Population: a few users contribute most to the workload. In general, even the largest grids are used by a few tens of organizations and by several hundreds of users. Less than ten users, often less than five, dominate the workload of the grid, both in terms of number of jobs submitted to the grid and of consumed resources, as exemplified in Figure 1.

Submission Patterns Grid workloads exhibit strong time patterns, including seasonal, work day, and hourly. Most grids are less used during holidays, week-ends, and middle-of-day hours. Many academic grids are overloaded during the periods preceding major conferences. The submission behavior of individual user varies greatly among users, but the top users have often replaced irregular (manual) submission with tools that submit jobs periodically.

Grids vs. Parallel Production Workloads In comparison with the clusters and low-end supercomputers of the end-1990s and beginning-2000s, grids exhibit similar resource consumption, more completed jobs per day, higher spikes in the number of concurrently running jobs, and can reach much higher utilization. Specifically, parallel production environments (PPEs) offer 50 to 1300 CPU Years per year, have on average less than 500 jobs completed per day, spikes of 300 to 5,400 jobs, and utilization often in the mid-60%s (these results hold for each individual parallel production environment trace in the Parallel Workloads Archive [Online] Available: http://cs.huji.ac.il/labs/parallel/workload/).

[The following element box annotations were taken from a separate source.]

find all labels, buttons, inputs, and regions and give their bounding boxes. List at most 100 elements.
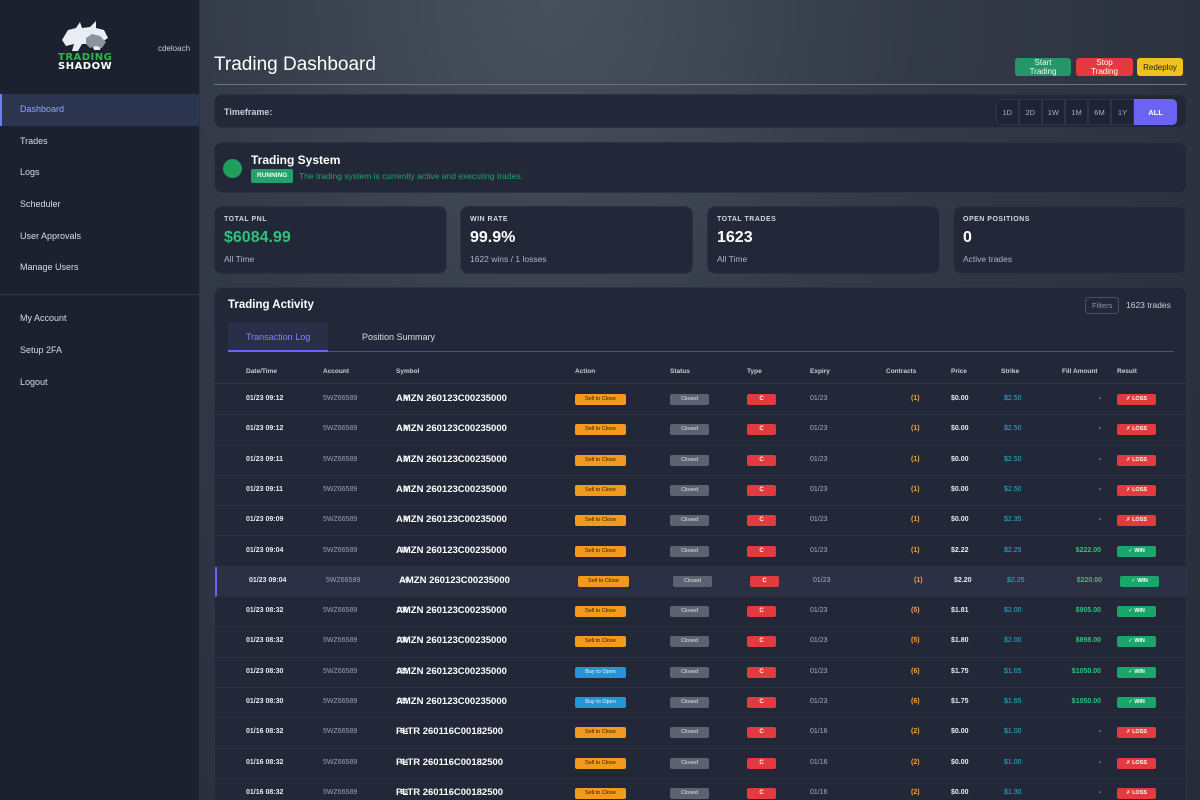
type-badge: C — [747, 515, 776, 527]
row-cells: 01/23 09:12 5WZ66589 AMZN 260123C00235000 S… — [215, 415, 1186, 444]
cell-symbol: PLTR 260116C00182500 — [396, 756, 504, 768]
column-header[interactable]: Symbol — [396, 368, 420, 375]
table-row[interactable]: 01/23 08:30 5WZ66589 AMZN 260123C00235000 B… — [215, 688, 1186, 719]
table-row[interactable]: 01/23 09:12 5WZ66589 AMZN 260123C00235000 S… — [215, 385, 1186, 416]
type-badge: C — [747, 666, 776, 678]
cell-strike: $2.50 — [1004, 425, 1022, 433]
tab-position-summary[interactable]: Position Summary — [362, 332, 436, 342]
table-row[interactable]: 01/23 09:11 5WZ66589 AMZN 260123C00235000 S… — [215, 446, 1186, 476]
timeframe-6m[interactable]: 6M — [1088, 99, 1111, 125]
cell-expiry: 01/23 — [810, 667, 828, 675]
filters-button[interactable]: Filters — [1085, 297, 1120, 314]
tab-transaction-log[interactable]: Transaction Log — [228, 322, 329, 352]
cell-price: $2.22 — [951, 546, 969, 554]
username: cdeloach — [158, 44, 191, 53]
sidebar-item-my-account[interactable]: My Account — [20, 313, 67, 324]
cell-date: 01/23 08:32 — [246, 607, 284, 615]
result-badge: ✓ WIN — [1117, 606, 1156, 618]
cell-account: 5WZ66589 — [323, 607, 358, 615]
type-badge: C — [747, 757, 776, 769]
action-badge: Sell to Close — [575, 636, 626, 648]
result-badge: ✓ WIN — [1120, 575, 1159, 587]
table-row[interactable]: 01/23 09:04 5WZ66589 AMZN 260123C00235000 S… — [215, 537, 1186, 567]
column-header[interactable]: Contracts — [886, 368, 917, 375]
type-badge: C — [750, 575, 779, 587]
sidebar-item-logs[interactable]: Logs — [20, 167, 40, 178]
trade-count: 1623 trades — [1126, 300, 1171, 310]
column-header[interactable]: Expiry — [810, 368, 830, 375]
action-badge: Sell to Close — [575, 757, 626, 769]
bull-bear-icon[interactable] — [56, 18, 114, 74]
table-row[interactable]: 01/23 09:11 5WZ66589 AMZN 260123C00235000 S… — [215, 476, 1186, 507]
cell-fill-amount: $220.00 — [1076, 576, 1102, 584]
stat-sub: Active trades — [963, 254, 1013, 264]
stat-value: 1623 — [717, 229, 753, 246]
cell-contracts-count: (1) — [911, 485, 920, 493]
timeframe-2d[interactable]: 2D — [1018, 99, 1042, 125]
cell-strike: $2.25 — [1007, 576, 1025, 584]
column-header[interactable]: Status — [670, 368, 690, 375]
column-header[interactable]: Result — [1117, 368, 1137, 375]
cell-contracts: 24 — [400, 728, 408, 736]
action-badge: Sell to Close — [575, 454, 626, 466]
type-badge: C — [747, 606, 776, 618]
table-row[interactable]: 01/23 08:32 5WZ66589 AMZN 260123C00235000 S… — [215, 627, 1186, 658]
cell-account: 5WZ66589 — [323, 667, 358, 675]
cell-account: 5WZ66589 — [323, 698, 358, 705]
timeframe-1d[interactable]: 1D — [995, 99, 1019, 125]
cell-contracts: 23 — [400, 788, 408, 796]
table-row[interactable]: 01/23 08:32 5WZ66589 AMZN 260123C00235000 S… — [215, 597, 1186, 628]
row-cells: 01/23 08:30 5WZ66589 AMZN 260123C00235000 B… — [215, 658, 1186, 687]
column-header[interactable]: Date/Time — [246, 368, 277, 375]
cell-price: $1.81 — [951, 607, 969, 615]
table-row[interactable]: 01/23 09:12 5WZ66589 AMZN 260123C00235000 S… — [215, 415, 1186, 446]
cell-contracts-count: (1) — [911, 546, 920, 554]
cell-contracts: 3 — [404, 485, 408, 493]
table-row[interactable]: 01/16 08:32 5WZ66589 PLTR 260116C00182500 S… — [215, 718, 1186, 749]
result-badge: ✗ LOSS — [1117, 515, 1156, 527]
redeploy-button[interactable]: Redeploy — [1137, 58, 1183, 76]
sidebar-item-dashboard[interactable]: Dashboard — [0, 94, 199, 126]
sidebar-item-manage-users[interactable]: Manage Users — [20, 262, 79, 273]
sidebar-item-logout[interactable]: Logout — [20, 376, 48, 387]
cell-price: $0.00 — [951, 728, 969, 736]
stat-sub: All Time — [224, 254, 255, 264]
timeframe-1m[interactable]: 1M — [1065, 99, 1088, 125]
cell-strike: $2.50 — [1004, 455, 1022, 463]
table-row[interactable]: 01/23 09:04 5WZ66589 AMZN 260123C00235000 S… — [215, 566, 1186, 598]
table-row[interactable]: 01/16 08:32 5WZ66589 PLTR 260116C00182500 S… — [215, 779, 1186, 800]
start-trading-button[interactable]: Start Trading — [1015, 58, 1071, 76]
cell-contracts: 24 — [400, 758, 408, 766]
stop-trading-button[interactable]: Stop Trading — [1076, 58, 1133, 76]
timeframe-options: 1D 2D 1W 1M 6M 1Y ALL — [995, 99, 1177, 125]
cell-contracts-count: (1) — [911, 455, 920, 463]
sidebar-item-scheduler[interactable]: Scheduler — [20, 199, 61, 210]
action-badge: Buy to Open — [575, 666, 626, 678]
column-header[interactable]: Action — [575, 368, 596, 375]
stat-label: OPEN POSITIONS — [963, 216, 1030, 223]
timeframe-all[interactable]: ALL — [1134, 99, 1177, 125]
main-nav: Dashboard Trades Logs Scheduler User App… — [0, 94, 199, 284]
column-header[interactable]: Price — [951, 368, 967, 375]
result-badge: ✗ LOSS — [1117, 394, 1156, 405]
sidebar-item-trades[interactable]: Trades — [20, 135, 48, 146]
sidebar-item-setup-2fa[interactable]: Setup 2FA — [20, 344, 63, 355]
column-header[interactable]: Strike — [1001, 368, 1020, 375]
cell-symbol: AMZN 260123C00235000 — [399, 574, 510, 586]
table-row[interactable]: 01/23 08:30 5WZ66589 AMZN 260123C00235000 B… — [215, 658, 1186, 688]
cell-contracts-count: (2) — [911, 728, 920, 736]
action-badge: Buy to Open — [575, 697, 626, 708]
cell-fill-amount: - — [1098, 485, 1101, 493]
cell-symbol: AMZN 260123C00235000 — [396, 453, 507, 465]
timeframe-1w[interactable]: 1W — [1041, 99, 1065, 125]
column-header[interactable]: Account — [323, 368, 349, 375]
column-header[interactable]: Fill Amount — [1062, 368, 1098, 375]
column-header[interactable]: Type — [747, 368, 762, 375]
table-row[interactable]: 01/16 08:32 5WZ66589 PLTR 260116C00182500 S… — [215, 749, 1186, 779]
action-badge: Sell to Close — [575, 394, 626, 405]
timeframe-1y[interactable]: 1Y — [1111, 99, 1134, 125]
table-row[interactable]: 01/23 09:09 5WZ66589 AMZN 260123C00235000 S… — [215, 506, 1186, 537]
cell-expiry: 01/23 — [813, 576, 831, 584]
sidebar-item-user-approvals[interactable]: User Approvals — [20, 230, 82, 241]
cell-fill-amount: - — [1098, 455, 1101, 463]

Figure 2. CDFs of the most important job characteristics for NorduGrid, Condor GLOW, Condor UWisc-South, TeraGrid, Grid3, LCG, DAS-2, and DAS-2 Grid. Time-related characteristics in logscale.

III. General Job Characteristics

This section characterizes the jobs present in grid workloads, regardless of their application domain or structure; more in-depth studies on this topic are [13], [23], [7]. Table III summarizes the average and standard deviation of the number of processors allocated to the job, the job runtime, and the memory consumption of the job. Figure 2 depicts for selected grid workloads the cumulative distribution functions (CDFs) associated with various job characteristics. Both the table and the figure indicate the high variability of grid job characteristics.

Table III Summary of job characteristics for the studied traces. In paranthesis the standard deviation.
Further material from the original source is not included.